I Actually Missed Manual Labor

As if a grocery store would exist in that spot with the way zoning is BUT I DIGRESS.

When I first began working at the age of 15 at The Original Pancake House as a busboy, the next nearly 15 years of my working life would consist of manual labor of some sort. Whether that was keeping up with the busy dining room breakfast flow at the Pancake House; doing monotonous manual labor at Springdale Ice Cream and Beverage’s factory (seriously the worst; it was like, go sweep for 12 hours); or working in a warehouse at a vending machine company where I also drove a truck and filled said vending machines, at a certain point, I got tired of that hustle and that grind and that manual labor. Not to say anything about the awful sleeping I was doing at the time. Or lack of sleeping rather. I still worry that I have long-term damage from that.

Around 2012, I did add the mental labor of the college newspaper; then in 2015, the newspaper internship in Colorado; and then in 2016, the newspaper internship in Cincinnati; and then finally, my current newspaper job in 2017. But even through to 2018, I was still maintaining those manual jobs, if eventually on a part-time basis.

Around 2018, I realized I could no longer maintain doing a side job (the manual labor) with my main job (the mental labor) because the latter was suffering. That’s when I left manual labor behind completely. So, all-in-all, it’s been about three years of only mental labor.

That’s the space I thought I always wanted to be. I’m tired of wearing out my body; I’d rather wear out my mind. I’m tired of my back always hurting. These manual labor jobs aren’t stimulating my mind enough. Those were the kinds of thoughts I had and why I wanted to get away from manual labor.

Well …

I didn’t realize I missed manual labor until I started doing it again inasmuch as these side gigs, such as Amazon Flex, Instacart and DoorDash consist of manual labor. I like sweating! I like knowing I worked hard! I like physically feeling it. And yes, I’ve changed my tune on Instacart compared to my original review: I actually enjoy it now!

To be sure, I get that same sort of worn-out feeling on the mental side. When I put the paper to bed on Tuesdays, I feel absolutely mentally drained most Tuesdays and it’s a rewarding feeling, as odd as that sounds. But there’s also just something to sweating! And being sore!

I’ve enjoyed that from my Instacart delivering of groceries, particularly when some of these people are ordering big cases of water and pop and live in apartments where the delivery is more than going to a residential porch.

Nobody is more surprised than I am. I know you’re all probably sick of me talking about these side gigs at this point, but it was a surprising feeling I had last weekend and I wanted to share it.
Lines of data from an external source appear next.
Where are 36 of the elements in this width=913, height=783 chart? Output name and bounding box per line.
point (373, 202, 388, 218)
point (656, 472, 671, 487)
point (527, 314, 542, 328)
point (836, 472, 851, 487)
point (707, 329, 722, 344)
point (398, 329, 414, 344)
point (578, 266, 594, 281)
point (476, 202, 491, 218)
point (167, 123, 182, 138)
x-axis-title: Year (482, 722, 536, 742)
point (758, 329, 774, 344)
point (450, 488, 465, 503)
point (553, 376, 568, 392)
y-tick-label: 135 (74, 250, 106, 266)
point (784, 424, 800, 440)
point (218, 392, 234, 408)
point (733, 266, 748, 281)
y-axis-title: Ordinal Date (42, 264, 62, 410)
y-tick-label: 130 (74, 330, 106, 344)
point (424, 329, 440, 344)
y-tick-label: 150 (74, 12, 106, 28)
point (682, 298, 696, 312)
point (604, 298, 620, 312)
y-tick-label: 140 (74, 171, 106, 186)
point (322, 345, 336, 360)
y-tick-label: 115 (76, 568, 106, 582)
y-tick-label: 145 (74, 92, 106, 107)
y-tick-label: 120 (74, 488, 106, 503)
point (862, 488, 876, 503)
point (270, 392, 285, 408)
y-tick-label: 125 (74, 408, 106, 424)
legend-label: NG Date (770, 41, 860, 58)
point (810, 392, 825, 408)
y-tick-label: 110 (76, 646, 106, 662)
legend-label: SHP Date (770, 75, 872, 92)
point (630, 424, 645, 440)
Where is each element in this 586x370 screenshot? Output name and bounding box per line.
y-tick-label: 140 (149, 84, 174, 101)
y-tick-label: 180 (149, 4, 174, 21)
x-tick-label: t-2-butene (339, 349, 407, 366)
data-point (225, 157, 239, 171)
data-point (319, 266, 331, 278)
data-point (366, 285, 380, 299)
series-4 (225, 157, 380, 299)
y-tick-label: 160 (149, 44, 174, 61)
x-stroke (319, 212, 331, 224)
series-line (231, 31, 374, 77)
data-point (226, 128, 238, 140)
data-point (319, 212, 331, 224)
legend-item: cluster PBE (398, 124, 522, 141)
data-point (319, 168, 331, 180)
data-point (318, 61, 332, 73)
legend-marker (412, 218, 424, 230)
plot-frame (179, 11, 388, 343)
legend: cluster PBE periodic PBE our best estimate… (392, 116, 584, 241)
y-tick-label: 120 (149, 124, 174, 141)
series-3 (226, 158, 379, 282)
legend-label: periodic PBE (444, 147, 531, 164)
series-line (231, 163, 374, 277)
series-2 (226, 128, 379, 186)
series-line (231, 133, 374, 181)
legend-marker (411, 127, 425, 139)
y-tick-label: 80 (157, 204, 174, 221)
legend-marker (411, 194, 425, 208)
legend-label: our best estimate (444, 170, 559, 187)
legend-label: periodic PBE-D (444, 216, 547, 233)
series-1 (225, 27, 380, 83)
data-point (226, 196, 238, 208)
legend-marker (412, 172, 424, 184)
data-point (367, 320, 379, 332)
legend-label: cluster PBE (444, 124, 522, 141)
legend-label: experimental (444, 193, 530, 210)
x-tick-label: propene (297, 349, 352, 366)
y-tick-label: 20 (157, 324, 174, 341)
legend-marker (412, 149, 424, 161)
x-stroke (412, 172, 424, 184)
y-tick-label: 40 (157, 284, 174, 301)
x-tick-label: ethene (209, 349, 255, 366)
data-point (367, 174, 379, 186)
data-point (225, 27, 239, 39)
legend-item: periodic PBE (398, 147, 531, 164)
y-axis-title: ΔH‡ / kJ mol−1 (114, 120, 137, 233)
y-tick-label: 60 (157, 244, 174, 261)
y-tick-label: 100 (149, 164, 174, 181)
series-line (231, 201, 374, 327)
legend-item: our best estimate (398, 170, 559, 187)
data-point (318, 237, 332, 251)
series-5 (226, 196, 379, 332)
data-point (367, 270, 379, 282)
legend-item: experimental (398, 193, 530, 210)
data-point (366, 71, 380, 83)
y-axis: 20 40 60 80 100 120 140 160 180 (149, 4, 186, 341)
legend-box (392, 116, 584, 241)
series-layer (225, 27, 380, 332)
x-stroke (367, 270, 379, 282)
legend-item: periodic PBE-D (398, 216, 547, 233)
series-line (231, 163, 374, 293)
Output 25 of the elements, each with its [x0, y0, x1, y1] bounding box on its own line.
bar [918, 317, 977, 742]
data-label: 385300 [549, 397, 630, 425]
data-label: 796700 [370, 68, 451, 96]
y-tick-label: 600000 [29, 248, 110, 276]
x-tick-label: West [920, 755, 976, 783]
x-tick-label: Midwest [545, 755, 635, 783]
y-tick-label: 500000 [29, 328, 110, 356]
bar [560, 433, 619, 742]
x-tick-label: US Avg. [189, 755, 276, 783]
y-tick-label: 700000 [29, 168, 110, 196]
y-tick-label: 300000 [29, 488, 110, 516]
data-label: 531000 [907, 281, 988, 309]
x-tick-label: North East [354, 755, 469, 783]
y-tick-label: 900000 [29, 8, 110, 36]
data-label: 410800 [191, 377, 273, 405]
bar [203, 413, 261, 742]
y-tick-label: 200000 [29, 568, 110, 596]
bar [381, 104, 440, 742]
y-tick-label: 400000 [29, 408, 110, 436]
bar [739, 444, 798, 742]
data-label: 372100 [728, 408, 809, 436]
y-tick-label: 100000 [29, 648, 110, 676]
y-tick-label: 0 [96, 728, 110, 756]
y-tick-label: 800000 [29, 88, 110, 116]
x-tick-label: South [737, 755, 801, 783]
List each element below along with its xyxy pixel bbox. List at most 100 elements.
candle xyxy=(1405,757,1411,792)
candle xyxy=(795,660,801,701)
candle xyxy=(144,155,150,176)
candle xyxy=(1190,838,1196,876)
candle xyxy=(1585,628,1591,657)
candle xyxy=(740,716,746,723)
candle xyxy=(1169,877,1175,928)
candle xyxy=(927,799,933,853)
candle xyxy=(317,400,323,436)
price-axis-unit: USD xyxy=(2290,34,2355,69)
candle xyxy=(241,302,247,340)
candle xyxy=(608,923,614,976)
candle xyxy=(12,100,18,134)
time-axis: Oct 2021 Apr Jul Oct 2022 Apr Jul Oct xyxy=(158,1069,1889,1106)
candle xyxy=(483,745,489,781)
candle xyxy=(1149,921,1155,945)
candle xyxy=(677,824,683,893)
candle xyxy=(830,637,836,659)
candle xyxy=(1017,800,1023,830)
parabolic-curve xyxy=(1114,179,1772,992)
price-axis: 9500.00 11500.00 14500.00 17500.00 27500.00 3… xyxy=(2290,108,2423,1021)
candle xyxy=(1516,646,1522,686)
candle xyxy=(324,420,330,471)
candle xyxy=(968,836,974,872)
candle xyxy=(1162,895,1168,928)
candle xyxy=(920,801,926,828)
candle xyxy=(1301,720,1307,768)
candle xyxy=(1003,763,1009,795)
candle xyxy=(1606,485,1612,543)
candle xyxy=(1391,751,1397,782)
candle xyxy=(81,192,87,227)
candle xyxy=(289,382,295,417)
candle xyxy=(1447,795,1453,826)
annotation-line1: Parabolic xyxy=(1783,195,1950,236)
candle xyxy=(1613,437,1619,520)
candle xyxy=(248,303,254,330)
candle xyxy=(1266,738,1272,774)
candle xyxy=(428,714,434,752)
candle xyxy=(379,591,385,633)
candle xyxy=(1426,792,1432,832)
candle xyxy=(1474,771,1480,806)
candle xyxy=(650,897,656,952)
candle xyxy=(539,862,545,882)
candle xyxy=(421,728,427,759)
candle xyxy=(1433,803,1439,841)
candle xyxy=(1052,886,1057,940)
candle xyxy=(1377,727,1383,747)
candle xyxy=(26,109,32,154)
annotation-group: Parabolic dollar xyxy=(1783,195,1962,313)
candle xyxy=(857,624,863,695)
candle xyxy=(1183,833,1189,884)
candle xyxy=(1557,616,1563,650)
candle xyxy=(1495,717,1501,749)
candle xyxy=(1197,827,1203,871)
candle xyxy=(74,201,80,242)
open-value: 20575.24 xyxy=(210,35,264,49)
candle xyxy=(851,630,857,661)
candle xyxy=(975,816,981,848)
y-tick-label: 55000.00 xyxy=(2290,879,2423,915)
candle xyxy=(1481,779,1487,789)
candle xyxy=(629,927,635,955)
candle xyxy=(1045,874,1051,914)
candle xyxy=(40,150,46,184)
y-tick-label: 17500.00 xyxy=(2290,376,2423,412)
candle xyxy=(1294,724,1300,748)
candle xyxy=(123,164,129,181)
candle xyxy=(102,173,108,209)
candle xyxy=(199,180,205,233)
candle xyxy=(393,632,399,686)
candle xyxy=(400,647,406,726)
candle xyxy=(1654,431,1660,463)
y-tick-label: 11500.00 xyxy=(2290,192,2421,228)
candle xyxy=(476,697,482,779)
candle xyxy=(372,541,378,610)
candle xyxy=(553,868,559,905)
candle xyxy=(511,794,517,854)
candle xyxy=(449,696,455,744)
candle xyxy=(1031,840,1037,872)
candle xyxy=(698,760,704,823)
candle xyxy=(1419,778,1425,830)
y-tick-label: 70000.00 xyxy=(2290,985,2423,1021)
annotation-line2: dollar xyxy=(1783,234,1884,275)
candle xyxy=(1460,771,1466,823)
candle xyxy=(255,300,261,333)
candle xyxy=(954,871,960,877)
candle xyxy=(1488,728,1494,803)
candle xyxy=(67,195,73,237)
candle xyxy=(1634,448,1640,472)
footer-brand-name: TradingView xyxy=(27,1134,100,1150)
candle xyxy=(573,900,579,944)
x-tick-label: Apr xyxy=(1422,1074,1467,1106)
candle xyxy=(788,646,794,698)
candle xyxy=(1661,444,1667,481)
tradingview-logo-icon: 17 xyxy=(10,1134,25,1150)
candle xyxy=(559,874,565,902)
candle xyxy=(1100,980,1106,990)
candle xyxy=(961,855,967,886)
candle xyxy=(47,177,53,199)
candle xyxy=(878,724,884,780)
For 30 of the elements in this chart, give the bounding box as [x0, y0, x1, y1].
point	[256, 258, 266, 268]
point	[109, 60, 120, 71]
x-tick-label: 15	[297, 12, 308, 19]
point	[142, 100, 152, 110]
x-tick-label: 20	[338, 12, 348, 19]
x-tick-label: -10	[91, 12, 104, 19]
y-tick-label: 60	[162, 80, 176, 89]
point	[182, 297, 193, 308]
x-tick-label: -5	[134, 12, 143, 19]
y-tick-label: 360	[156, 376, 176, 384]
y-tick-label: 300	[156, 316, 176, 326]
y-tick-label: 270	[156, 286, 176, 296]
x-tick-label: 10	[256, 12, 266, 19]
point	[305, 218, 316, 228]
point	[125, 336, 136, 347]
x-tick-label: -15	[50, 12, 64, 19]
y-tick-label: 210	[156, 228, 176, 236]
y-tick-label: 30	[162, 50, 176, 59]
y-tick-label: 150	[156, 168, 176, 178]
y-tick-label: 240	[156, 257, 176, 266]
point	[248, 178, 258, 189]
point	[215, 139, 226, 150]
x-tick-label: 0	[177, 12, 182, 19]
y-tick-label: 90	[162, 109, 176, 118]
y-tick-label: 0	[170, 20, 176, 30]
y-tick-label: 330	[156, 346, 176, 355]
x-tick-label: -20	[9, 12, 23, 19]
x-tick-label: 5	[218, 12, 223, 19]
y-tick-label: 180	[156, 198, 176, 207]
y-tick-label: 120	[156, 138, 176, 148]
What manual jobs have you had? Did you enjoy them? And um, do you miss them?!

9 thoughts

  1. Sometimes we just don’t realize how good those jobs can be. Maybe you like the thrill of being really busy and having the opportunity to be outside. For me, that’s what I would love about your current jobs. I’ve had tons of jobs over the years. But I think my favorite job was when I worked at a biotechnology company for 8 years. Everyday was different and I think that’s what I liked best. I never knew what project or experiment awaited me. And my second favorite job was working at a paint store. Talk about manual labor! Lol… It was brutal lugging 5 gallon jugs of paint around, but I loved getting to organize all the paint supplies and mixing paint was always fun. I was in the Army too and so that was obviously a lot of manual labor. But I think that was my least favorite career choice.

    Liked by 1 person

    1. Whoa, you’ve had quite the range of occupations! You’re exactly right about being busy and being outside! When you’re doing that kind of manual labor, and staying busy, the time goes by fast.

      Biotechnology sounds a lot like journalism then, you never know what to expect each day!

      Liked by 1 person

  2. Thanks for sharing. Your post just highlights how difficult unemployment can be, not just due to the lack of income but, also, the lack of a sense of achievement at the end of a day, whether physical or mental.

    Would it be ok to share this post on my site, again? I’ll link and credit, as usual.

    Liked by 1 person

  3. Just to add, I appreciate that if without a job, people often have other unpaid jobs, such as childcare, self-care and so on but, I suppose, if you’re unable to feel fulfilled, unemployment can be so tough on self-esteem and mood.